My continual gripe about playing spell casters in MMOs is managing mana, so you could imagine my joy when I discovered that all resource types - mana, rage, energy - are gone! My immediate response was to start spamming abilities but there's no point - one of my spells was on a repeating loop anyway and the rest only help if you're clever with when and how you use them. Raw damage has a role to play, but controlling the fight and knowing what abilities to use for each fight are just as important.
This is where weapon choices come into play, as these control the main way in which you'll deal damage. Play an Elementalist with Fire attunement active using twin daggers and there's a range of short-range fire spreads and cone attacks available. Switch to a staff and long range fireballs and ranged AoE attacks are available instead. There are also Boons (buffs) and Conditions (debuffs) to consider, with some Professions specializing in managing these instead of direct damage.
The final touch to combat that surprised me was the introduction of a "downed" state. Instead of instantly dying as soon as your health orb is empty you can Fight To Survive! You're lying on your back, clutching your side as you try to make one final stand. Will you defeat your foe, pull yourself away or try to bandage yourself? Will your friends help revive you? It's this kind of last stand stuff that made me feel like I was playing a hero even when he was on the deck.
Wrapping up my first impressions, I'm reminded of how my three days in Guild Wars 2 was shaped by people working together. There're the World versus World objectives to improve our realm score and unlock bonuses to all characters. There're completing events, dungeons and PvP with the guild, in order to earn Guild Influence and buy the guild a bank. There're people just forming up to complete nearby group events and recapture contested areas.
It's almost mirrored by the way Guild Wars 2 has been built from the ground up, as a single cohesive creation instead of a random basket of disjointed ideas. Everything, from the cities to the world, from the creatures to the stories, makes sense. The user interface is tight, intuitive and uniformly designed with the same rough-brushstroke art style running throughout. The map forms the basis for the waypoint travel system and even has a breadcrumb trail to show when you're walking in circles.

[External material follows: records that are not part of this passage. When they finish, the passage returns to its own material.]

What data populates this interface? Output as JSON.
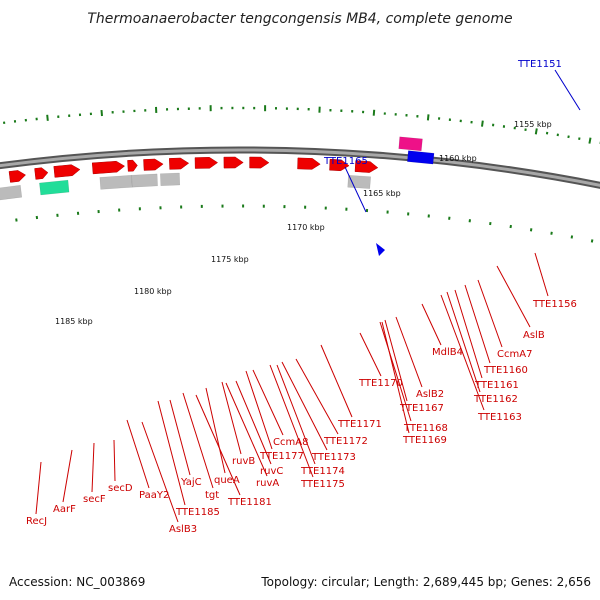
{
  "title": "Thermoanaerobacter tengcongensis MB4, complete genome",
  "footer": {
    "accession": "Accession: NC_003869",
    "topology": "Topology: circular; Length: 2,689,445 bp; Genes: 2,656"
  },
  "scale_labels": [
    "1155 kbp",
    "1160 kbp",
    "1165 kbp",
    "1170 kbp",
    "1175 kbp",
    "1180 kbp",
    "1185 kbp"
  ],
  "callouts": [
    "TTE1151",
    "TTE1165"
  ],
  "gene_labels": [
    "TTE1156",
    "AslB",
    "CcmA7",
    "TTE1160",
    "TTE1161",
    "TTE1162",
    "TTE1163",
    "MdlB4",
    "AslB2",
    "TTE1167",
    "TTE1168",
    "TTE1169",
    "TTE1170",
    "TTE1171",
    "TTE1172",
    "TTE1173",
    "TTE1174",
    "TTE1175",
    "CcmA8",
    "TTE1177",
    "ruvB",
    "ruvC",
    "ruvA",
    "queA",
    "TTE1181",
    "tgt",
    "YajC",
    "TTE1185",
    "PaaY2",
    "AslB3",
    "secD",
    "secF",
    "AarF",
    "RecJ"
  ],
  "colors": {
    "gene": "#ee0000",
    "label": "#cc0000",
    "callout": "#0000cc",
    "backbone": "#777777",
    "ticks": "#1a7a1a",
    "pink": "#ee1188",
    "grey": "#bbbbbb",
    "green": "#22dd99",
    "lime": "#aaee22",
    "salmon": "#f08080",
    "blue": "#0000ee"
  }
}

There is work still to be done: we've only seen three of the five races and not progressed beyond level 30 content. Dungeons are still being finished and polished. Optimization needs to be completed and professions still need to be balanced. But the solid foundation built by the team in Washington has clearly shown that the core of Guild Wars 2 is ready.
ArenaNet has taken every known convention in the MMO rulebook and either improved upon it or thrown it away. In doing so it's built a game that's innovative, flowing and fun to play in all its forms. With a release planned for some time later this year only one question remains: will you be heading to Tyria too?